AbstractExploration of low‐dimensional Pb‐free halide perovskites with high stability and outstanding properties is still a pursuing target for developing integrated optoelectronic devices. Herein, comprehensive computational screening of a new class of two‐dimensional (2D) all‐inorganic Pb‐free A3B2X9 perovskites is performed based on the first‐principles calculations. The results indicate that the structural and electronic properties of 2D A3B2X9 structures strongly depend on the B‐X bonding interactions, which makes that their thermodynamic stability follows the trend of A3Bi2X9≈A3Sb2X9>A3In2X9>A3Ga2X9 and their interlayer interactions show a reversal trend.
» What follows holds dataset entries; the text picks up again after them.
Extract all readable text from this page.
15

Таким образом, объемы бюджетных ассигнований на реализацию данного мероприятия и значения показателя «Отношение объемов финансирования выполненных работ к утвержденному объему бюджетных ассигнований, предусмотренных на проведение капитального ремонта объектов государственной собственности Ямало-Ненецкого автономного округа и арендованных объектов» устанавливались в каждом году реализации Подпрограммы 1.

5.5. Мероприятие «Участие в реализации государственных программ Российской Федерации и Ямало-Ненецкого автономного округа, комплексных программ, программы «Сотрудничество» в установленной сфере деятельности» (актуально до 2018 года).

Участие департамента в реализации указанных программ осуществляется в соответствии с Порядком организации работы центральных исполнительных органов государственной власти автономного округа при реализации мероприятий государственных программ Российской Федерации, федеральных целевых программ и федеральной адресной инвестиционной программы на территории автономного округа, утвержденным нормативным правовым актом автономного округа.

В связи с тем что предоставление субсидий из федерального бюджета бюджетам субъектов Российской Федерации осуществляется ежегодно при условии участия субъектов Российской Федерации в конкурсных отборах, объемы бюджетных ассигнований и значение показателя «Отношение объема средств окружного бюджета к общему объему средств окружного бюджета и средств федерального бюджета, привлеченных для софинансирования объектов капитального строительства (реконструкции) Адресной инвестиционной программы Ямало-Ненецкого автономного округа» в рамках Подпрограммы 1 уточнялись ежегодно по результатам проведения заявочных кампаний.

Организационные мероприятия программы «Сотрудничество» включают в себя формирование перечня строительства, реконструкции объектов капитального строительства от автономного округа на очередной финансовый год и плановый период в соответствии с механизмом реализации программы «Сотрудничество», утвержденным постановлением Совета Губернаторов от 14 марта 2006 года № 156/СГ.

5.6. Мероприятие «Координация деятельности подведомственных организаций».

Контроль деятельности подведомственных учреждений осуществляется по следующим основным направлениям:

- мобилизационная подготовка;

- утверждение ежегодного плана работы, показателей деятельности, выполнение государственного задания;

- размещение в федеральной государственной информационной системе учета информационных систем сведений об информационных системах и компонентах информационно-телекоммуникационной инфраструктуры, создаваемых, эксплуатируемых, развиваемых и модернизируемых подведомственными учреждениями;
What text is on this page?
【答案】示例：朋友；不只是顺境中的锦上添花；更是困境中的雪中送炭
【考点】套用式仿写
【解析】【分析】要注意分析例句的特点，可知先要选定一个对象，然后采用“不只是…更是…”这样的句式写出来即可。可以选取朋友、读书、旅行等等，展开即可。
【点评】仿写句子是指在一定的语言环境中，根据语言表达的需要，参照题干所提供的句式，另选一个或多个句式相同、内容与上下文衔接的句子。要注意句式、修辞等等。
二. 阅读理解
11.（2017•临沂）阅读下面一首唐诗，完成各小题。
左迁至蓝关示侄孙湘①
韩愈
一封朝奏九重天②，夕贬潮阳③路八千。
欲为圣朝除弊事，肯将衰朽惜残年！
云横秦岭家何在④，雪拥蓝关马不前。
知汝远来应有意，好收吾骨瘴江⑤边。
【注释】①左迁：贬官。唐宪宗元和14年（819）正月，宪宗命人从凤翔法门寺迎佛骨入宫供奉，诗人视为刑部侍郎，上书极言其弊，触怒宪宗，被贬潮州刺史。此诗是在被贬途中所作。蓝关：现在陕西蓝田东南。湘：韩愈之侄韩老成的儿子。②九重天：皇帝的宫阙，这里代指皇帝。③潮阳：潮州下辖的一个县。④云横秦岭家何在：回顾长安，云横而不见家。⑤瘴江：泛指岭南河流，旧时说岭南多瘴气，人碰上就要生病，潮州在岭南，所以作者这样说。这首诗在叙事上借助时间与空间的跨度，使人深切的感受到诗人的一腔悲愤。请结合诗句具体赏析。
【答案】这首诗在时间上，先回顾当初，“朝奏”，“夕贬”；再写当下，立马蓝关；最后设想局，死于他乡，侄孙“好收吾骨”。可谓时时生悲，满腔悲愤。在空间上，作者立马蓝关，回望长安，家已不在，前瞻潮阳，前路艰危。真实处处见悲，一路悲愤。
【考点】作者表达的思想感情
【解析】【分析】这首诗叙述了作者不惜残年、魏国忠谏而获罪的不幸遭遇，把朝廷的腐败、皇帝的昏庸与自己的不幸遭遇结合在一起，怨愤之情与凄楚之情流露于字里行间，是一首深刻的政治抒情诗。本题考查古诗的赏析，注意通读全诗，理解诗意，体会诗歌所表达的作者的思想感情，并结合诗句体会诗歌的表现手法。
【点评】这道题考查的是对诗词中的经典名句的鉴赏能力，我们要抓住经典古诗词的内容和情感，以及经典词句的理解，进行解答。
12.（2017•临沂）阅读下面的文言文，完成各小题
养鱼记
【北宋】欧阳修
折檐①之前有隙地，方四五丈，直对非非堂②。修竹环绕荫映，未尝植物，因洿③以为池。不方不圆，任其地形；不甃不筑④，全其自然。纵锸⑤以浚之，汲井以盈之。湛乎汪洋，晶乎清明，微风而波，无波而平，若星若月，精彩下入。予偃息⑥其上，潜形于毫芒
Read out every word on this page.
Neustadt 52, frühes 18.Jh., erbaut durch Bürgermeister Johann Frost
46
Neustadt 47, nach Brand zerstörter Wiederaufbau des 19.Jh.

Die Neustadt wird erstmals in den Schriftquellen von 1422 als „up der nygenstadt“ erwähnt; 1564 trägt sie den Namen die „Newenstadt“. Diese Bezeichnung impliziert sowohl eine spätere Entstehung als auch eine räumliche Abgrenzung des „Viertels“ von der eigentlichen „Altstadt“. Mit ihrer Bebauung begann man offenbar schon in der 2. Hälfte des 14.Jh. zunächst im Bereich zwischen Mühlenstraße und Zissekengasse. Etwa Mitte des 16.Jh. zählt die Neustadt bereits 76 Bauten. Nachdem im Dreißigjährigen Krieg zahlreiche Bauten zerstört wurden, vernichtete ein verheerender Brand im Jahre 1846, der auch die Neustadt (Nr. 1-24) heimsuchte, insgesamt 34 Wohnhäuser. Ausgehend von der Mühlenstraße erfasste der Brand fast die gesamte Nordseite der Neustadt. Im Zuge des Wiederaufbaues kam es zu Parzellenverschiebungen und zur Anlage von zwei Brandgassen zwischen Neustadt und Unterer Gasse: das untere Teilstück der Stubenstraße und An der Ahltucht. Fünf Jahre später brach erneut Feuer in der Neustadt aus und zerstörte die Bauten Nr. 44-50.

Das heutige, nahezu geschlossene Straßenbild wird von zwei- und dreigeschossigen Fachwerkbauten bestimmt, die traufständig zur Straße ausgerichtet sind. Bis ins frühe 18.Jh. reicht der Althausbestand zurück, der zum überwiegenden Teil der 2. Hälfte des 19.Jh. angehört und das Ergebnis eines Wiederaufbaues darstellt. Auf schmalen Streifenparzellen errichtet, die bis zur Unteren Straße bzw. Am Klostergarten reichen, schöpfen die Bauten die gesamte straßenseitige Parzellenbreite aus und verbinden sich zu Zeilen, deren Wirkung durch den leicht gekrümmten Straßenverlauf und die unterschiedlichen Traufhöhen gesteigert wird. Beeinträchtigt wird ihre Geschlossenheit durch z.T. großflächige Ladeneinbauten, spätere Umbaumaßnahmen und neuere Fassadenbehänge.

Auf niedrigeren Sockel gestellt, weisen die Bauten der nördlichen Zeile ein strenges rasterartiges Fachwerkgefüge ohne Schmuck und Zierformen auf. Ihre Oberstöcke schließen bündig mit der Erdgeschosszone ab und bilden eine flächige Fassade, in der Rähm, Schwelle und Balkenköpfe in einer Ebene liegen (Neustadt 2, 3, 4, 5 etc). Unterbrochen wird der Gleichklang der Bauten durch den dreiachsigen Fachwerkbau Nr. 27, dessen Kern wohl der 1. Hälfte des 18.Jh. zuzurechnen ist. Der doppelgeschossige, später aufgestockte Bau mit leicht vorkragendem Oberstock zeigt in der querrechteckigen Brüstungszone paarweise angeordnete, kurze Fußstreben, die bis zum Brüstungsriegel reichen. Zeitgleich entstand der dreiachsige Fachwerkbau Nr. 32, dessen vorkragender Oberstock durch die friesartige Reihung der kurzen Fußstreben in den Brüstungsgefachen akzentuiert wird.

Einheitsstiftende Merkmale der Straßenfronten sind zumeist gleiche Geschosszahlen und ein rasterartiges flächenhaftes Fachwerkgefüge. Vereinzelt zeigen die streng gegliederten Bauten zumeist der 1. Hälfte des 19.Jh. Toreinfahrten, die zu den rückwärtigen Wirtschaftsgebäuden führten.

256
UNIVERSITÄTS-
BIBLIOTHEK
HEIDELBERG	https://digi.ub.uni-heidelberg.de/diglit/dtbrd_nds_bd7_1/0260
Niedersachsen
Owing to the lack of lone‐pair electron effect, A3In2X9 indicate direct bandgap characteristics and present the relatively smaller bandgaps and higher electron mobilities than A3Sb2X9 and A3Bi2X9. Benefit from optimal bandgaps (0.8–2.1 eV) and large absorption coefficients (104–105 cm−1) in the visible region, A3B2I9 (B = In, Sb, Bi) exhibit high power conversion efficiency up to 18.2%. Moreover, A3B2I9 (B = Sb, Bi) is verified as efficient photocatalysts for overall water splitting. The theoretical solar‐to‐hydrogen efficiency of Rb3Bi2I9 and Cs3Bi2I9 are >16%. This work suggests huge potential of 2D A3B2X9 perovskites for photovoltaic and photocatalytic applications.